Apple CEO Tim Cook and Alphabet (Google) Chairman Eric Schmidt are early backers of an eco-friendly shower system that transforms water into a kind of mist-and-water combo in an effort to reduce water consumption.

As Entrepreneur Magazine reports, the shower-head system, from San Francisco-based startup Nebia, is “blowing up on Kickstarter.” You think? As of mid-August, the project had received more than $2.1 million in pledged funds, from nearly 6,000 backers. The original goal was a modest $100,000. The Kickstarter campaign closes September 11.

How does it work? On its website, Nebia explains that its technology “atomizes water” into millions of droplets to create 10 times more surface area than a regular shower, giving you “the best of a steam room and an invigorating shower … you’ve taken thousands of showers, but never one like this.” Nebia claims that those who use the shower system will use 70 percent less water.
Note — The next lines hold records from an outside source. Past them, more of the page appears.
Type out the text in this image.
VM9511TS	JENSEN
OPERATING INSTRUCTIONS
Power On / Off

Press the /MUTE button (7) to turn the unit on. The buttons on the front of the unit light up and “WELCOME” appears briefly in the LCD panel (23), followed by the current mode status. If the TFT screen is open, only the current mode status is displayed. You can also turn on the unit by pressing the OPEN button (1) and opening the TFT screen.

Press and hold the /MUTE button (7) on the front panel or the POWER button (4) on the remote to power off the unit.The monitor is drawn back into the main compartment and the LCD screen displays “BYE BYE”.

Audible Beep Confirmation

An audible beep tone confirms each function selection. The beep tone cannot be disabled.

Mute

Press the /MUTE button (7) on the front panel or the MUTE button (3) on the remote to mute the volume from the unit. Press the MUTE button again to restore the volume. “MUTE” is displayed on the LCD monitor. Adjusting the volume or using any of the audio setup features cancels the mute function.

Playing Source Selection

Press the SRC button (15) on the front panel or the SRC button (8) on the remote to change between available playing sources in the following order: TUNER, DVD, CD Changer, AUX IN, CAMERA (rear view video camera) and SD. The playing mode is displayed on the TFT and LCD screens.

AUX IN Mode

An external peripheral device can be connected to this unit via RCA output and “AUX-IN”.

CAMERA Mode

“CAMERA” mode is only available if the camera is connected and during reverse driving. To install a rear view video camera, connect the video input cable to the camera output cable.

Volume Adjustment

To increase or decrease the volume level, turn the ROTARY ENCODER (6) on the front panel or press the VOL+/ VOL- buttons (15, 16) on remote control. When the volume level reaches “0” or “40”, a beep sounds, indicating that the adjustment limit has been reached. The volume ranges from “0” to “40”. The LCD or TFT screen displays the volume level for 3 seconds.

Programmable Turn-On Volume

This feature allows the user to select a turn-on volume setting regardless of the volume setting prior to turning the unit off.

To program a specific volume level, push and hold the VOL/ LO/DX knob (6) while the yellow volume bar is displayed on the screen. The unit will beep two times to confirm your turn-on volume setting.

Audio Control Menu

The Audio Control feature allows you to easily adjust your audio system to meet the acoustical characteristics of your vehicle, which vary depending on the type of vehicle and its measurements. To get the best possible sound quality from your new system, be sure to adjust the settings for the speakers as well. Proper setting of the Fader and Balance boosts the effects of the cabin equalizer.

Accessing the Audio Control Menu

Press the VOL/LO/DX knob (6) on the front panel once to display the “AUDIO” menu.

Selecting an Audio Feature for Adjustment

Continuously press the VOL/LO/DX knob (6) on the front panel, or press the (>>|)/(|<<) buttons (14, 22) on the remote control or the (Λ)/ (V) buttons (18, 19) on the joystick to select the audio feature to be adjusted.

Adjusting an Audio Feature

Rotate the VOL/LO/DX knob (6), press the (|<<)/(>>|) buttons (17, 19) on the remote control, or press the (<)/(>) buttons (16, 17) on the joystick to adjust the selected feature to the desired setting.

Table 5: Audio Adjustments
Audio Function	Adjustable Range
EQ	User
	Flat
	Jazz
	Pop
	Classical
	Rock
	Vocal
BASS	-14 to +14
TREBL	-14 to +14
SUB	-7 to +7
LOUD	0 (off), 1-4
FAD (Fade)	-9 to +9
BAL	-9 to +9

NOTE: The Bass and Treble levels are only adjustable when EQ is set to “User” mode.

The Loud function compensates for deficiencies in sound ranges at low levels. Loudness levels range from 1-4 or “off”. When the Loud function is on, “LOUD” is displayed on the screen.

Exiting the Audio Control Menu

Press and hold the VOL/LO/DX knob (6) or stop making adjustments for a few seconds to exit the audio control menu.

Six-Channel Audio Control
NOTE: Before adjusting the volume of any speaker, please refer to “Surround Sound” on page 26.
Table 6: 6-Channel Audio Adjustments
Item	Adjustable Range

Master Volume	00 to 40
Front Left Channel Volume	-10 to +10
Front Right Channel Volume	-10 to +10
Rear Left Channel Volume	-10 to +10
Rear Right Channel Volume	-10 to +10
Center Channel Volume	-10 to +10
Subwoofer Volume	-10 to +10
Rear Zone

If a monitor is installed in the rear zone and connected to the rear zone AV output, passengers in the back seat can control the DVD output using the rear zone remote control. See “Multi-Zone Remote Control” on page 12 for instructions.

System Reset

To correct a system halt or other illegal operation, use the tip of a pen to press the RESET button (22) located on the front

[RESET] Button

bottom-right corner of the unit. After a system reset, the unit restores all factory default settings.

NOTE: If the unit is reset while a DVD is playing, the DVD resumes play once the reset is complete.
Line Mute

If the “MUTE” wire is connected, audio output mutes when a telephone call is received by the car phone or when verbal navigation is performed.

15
Harrison Weber, executive editor of VentureBeat.com, looking a little skeptical (okay, scared), recently agreed to “review” an early Nebia prototype.

As Wired Magazine recently reported, the science behind Nebia is more closely related to how farmers water their fields than how we clean ourselves every day, which, basically, is just a faucet that allows gravity to do all of the work.

Nebia designers repurposed nozzles that are typically used for agriculture, rocket engines, combination engines and other industrial means. The challenge was keeping the mist warm. Many prototypes later, this challenge was met through incorporating a code used for rockets. Designers began using modeling software from the aerospace and automotive industries. Indeed, it may not be just hyperbole when one reviewer of the shower claimed that Nebia’s product “blasts a steamy mist with the force of a miniaturized jet engine.”